Students and teachers of private schools take part in a protest against recent attack in Mingora on October 10, 2022. — AFP


Students and teachers of private schools take part in a protest against recent attack in Mingora on October 10, 2022. — AFP
  • Students from private schools across Swat Valley stage a protest calling for peace.
  • Locals in Mingora, the city where the attack took place, fear it was carried out by TTP.
  • Pakistan govt and TTP have been in a series of on-off ceasefires over the past year.

MINGORA: A driver was shot dead and a student critically wounded in an attack on a school bus in Pakistan on Monday, police said, leading up to 2,000 girls and boys to walk out of classes in protest.

The Swat Valley, where the attack took place, was once overrun by the banned Tehreek-e-Taliban Pakistan (TTP), who shot Nobel laureate Malala Yousafzai on a school bus in the same city ten years ago. 

The area has seen a resurgence of TTP with a spike in attacks in recent weeks.

“The attacker fled the scene and a search operation has been launched,” police official Ali Badshah told AFP, adding that the wounded boy was aged between 10 and 11.

Locals in Mingora, the city where the attack took place, fear it was carried out by the TTP but they have denied responsibility for Monday’s shooting.

Students from private schools across Swat Valley staged a protest on Monday calling for peace.

“People are angry and they are protesting. Students from all the private schools came out to protest,” Ahmad Shah, principal of a private school told AFP, adding that schools would remain closed on Tuesday.

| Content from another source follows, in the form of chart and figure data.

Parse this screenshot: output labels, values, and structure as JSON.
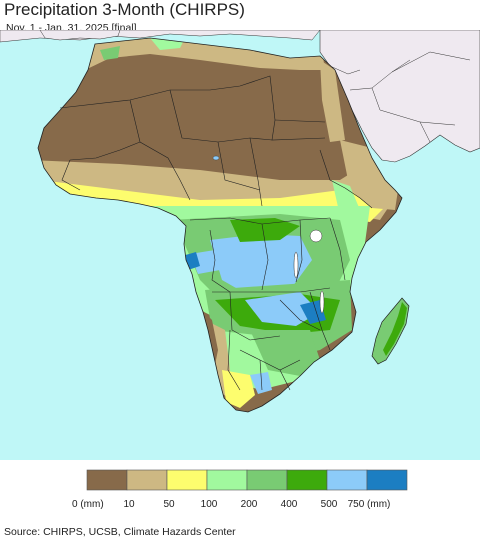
{
  "header": {
    "title": "Precipitation 3-Month (CHIRPS)",
    "subtitle": "Nov. 1 - Jan. 31, 2025 [final]"
  },
  "map": {
    "ocean_color": "#bff7f7",
    "outside_land_color": "#efe9f0"
  },
  "legend": {
    "colors": [
      "#876a4a",
      "#cdb883",
      "#fdfd6e",
      "#a1f99e",
      "#79cb73",
      "#3daa0c",
      "#8ccbf9",
      "#1c7ec2"
    ],
    "labels": [
      "0 (mm)",
      "10",
      "50",
      "100",
      "200",
      "400",
      "500",
      "750 (mm)"
    ]
  },
  "footer": {
    "source": "Source: CHIRPS, UCSB, Climate Hazards Center"
  }
}
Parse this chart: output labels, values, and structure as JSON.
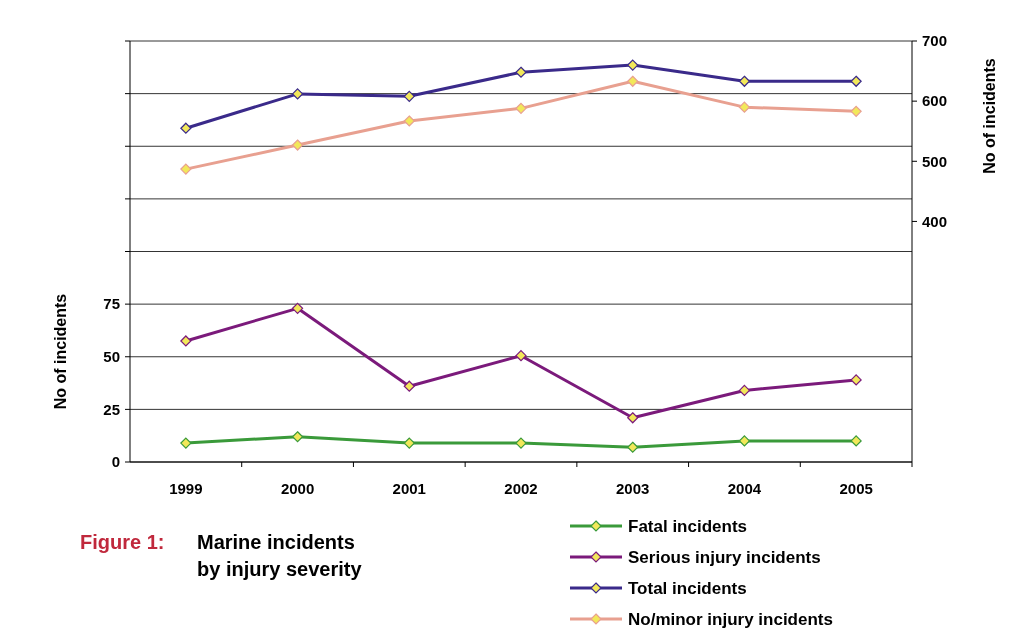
{
  "chart_data": {
    "type": "line",
    "title": "Marine incidents by injury severity",
    "annotations": [
      "Figure 1:"
    ],
    "ylabel": "No of incidents",
    "y2label": "No of incidents",
    "categories": [
      "1999",
      "2000",
      "2001",
      "2002",
      "2003",
      "2004",
      "2005"
    ],
    "series": [
      {
        "name": "Fatal incidents",
        "color": "#3a9a3a",
        "values": [
          9,
          12,
          9,
          9,
          7,
          10,
          10
        ]
      },
      {
        "name": "Serious injury incidents",
        "color": "#7b1a7b",
        "values": [
          57.5,
          73,
          36,
          50.5,
          21,
          34,
          39
        ]
      },
      {
        "name": "Total incidents",
        "color": "#3a2a8a",
        "axis": "y2",
        "values": [
          555,
          612,
          608,
          648,
          660,
          633,
          633
        ]
      },
      {
        "name": "No/minor injury incidents",
        "color": "#e8a090",
        "axis": "y2",
        "values": [
          487,
          527,
          567,
          588,
          633,
          590,
          583
        ]
      }
    ],
    "ylim": [
      0,
      200
    ],
    "yticks": [
      0,
      25,
      50,
      75,
      {
        "value": 100,
        "label": null
      },
      {
        "value": 125,
        "label": null
      },
      {
        "value": 150,
        "label": null
      },
      {
        "value": 175,
        "label": null
      },
      {
        "value": 200,
        "label": null
      }
    ],
    "y2lim": [
      0,
      700
    ],
    "y2ticks": [
      400,
      500,
      600,
      700
    ],
    "grid": "y",
    "legend": "bottom right",
    "marker": "diamond",
    "line_style": "solid"
  }
}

Monday’s attack comes a day after the 10th anniversary of the shooting of Yousafzai by the TTP when she was a schoolgirl.

Yousafzai survived the assassination attempt and went on to become a global education advocate, winning the Nobel Peace Prize.

The Pakistan government and TTP have been in a series of on-off ceasefires over the past year.

In a separate incident in a town neighbouring Mingora on Monday, two girls and a boy were wounded in cross-firing, which police said was the result of a “personal vendetta”.

Pakistan’s security has dramatically improved in recent years, with the military cracking down on militancy that had claimed tens of thousands of lives.